Protective effects of liriodendrin on myocardial infarction-induced fibrosis in rats via the PI3K/Akt autophagy pathway: A network pharmacology study.

Abstract

Liriodendrin (LIR) has been reported to improve cardiac function in rats following myocardial infarction. However, its role and mechanism in reparative myocardial fibrosis remain unclear. In this study, a rat model of myocardial fibrosis was established via left anterior descending artery ligation and randomly divided into three groups (n = 6 per group): sham-operated, myocardial infarction, and LIR intervention (100 mg/kg/day) groups. The pharmacological effects of LIR were assessed using echocardiography, hematoxylin, and eosin (H&E) staining, and Masson staining. Network pharmacology and bioinformatics were utilized to identify potential mechanisms of LIR, which were further validated via western blot analysis. Our findings demonstrated that LIR improved cardiac function, histology scores, and collagen volume fraction.
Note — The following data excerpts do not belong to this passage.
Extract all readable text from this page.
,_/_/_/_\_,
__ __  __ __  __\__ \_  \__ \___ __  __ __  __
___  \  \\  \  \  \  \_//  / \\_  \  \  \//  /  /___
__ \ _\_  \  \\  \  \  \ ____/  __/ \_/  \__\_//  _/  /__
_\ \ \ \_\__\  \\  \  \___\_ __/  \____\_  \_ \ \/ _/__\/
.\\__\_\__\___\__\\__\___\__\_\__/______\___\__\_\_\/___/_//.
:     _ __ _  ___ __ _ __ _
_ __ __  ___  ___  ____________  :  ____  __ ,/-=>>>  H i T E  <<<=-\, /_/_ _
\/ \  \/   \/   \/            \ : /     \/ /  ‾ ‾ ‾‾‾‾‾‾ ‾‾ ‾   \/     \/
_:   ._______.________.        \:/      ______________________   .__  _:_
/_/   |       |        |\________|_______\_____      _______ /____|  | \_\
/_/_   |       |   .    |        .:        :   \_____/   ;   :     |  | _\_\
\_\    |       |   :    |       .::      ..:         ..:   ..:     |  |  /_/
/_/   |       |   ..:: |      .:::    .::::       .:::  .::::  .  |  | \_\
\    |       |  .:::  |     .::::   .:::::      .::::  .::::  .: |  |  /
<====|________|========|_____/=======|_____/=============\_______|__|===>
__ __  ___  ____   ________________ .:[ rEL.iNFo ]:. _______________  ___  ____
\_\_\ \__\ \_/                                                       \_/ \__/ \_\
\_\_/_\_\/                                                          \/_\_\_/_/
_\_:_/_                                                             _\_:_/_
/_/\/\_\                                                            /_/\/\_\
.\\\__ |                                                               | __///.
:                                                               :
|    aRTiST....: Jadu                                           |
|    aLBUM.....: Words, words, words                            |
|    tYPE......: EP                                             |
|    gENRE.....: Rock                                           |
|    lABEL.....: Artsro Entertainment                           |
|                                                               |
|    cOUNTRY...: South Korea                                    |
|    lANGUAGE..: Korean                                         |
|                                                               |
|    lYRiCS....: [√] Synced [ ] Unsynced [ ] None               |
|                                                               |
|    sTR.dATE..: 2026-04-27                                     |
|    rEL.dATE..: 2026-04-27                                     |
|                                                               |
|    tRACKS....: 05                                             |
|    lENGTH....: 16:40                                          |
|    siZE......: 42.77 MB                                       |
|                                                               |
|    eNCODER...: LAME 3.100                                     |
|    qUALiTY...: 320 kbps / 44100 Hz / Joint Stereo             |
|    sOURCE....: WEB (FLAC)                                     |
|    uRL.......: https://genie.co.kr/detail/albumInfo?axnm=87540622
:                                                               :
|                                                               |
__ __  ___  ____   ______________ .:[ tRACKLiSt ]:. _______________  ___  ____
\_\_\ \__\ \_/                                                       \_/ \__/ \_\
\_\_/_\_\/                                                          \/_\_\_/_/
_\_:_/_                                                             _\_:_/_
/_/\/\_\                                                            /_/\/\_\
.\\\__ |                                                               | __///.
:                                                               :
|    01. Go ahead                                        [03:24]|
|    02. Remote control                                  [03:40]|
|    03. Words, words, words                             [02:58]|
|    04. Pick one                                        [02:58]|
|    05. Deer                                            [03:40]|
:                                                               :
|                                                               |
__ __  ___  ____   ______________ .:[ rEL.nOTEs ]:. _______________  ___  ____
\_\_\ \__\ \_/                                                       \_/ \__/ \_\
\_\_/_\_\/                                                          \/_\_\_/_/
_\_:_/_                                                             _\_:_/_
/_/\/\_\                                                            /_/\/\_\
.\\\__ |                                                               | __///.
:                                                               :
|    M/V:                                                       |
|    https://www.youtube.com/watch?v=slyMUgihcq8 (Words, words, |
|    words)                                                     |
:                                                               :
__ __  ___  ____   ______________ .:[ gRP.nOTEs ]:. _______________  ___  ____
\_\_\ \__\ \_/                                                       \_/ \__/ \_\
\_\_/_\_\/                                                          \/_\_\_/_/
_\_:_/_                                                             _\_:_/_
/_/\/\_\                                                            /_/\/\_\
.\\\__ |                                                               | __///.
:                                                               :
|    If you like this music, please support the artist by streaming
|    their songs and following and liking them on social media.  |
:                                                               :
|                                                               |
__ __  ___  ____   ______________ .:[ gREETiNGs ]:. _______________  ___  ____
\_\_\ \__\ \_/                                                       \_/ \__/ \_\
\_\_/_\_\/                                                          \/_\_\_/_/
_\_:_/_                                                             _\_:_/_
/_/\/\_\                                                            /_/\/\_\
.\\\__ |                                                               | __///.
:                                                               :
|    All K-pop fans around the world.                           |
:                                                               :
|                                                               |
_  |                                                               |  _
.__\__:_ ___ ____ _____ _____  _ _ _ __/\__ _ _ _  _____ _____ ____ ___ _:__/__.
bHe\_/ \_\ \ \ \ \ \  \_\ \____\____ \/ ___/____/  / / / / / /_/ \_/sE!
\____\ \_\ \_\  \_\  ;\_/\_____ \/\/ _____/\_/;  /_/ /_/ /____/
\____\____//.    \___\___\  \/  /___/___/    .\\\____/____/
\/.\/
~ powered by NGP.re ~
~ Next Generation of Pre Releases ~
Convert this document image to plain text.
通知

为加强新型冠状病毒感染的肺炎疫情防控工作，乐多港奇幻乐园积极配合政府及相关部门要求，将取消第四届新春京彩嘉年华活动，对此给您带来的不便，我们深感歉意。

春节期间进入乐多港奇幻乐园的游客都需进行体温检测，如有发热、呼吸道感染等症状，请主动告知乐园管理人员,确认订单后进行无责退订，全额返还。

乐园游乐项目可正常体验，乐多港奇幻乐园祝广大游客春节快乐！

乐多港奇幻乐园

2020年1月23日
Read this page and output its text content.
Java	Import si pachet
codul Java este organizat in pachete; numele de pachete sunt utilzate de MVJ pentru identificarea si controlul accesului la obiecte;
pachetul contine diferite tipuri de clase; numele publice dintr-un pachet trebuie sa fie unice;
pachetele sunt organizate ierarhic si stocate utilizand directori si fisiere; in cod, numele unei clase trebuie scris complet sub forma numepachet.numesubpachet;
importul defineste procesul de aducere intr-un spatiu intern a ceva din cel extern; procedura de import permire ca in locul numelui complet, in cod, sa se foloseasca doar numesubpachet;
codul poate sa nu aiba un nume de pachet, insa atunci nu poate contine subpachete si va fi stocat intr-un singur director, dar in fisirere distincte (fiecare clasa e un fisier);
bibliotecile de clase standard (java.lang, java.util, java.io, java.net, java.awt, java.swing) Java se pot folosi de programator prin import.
Moreover, LIR downregulated the expression of Beclin-1, LC3-II, and LC3-I while upregulating the expression of p62, indicating LIR-activated autophagy in the heart after myocardial infarction. Further analysis revealed that the PI3K/Akt signaling pathway was significantly enriched and validated by western blot. This analysis suggested that the ratios of p-PI3K/PI3K, p Akt/Akt, and p-mTOR/mTOR were significantly increased. LIR may attenuate myocardial infarction-induced fibrosis in rats by inhibiting excessive myocardial autophagy, with the potential mechanism involving the activation of the PI3K/Akt/mTOR pathway.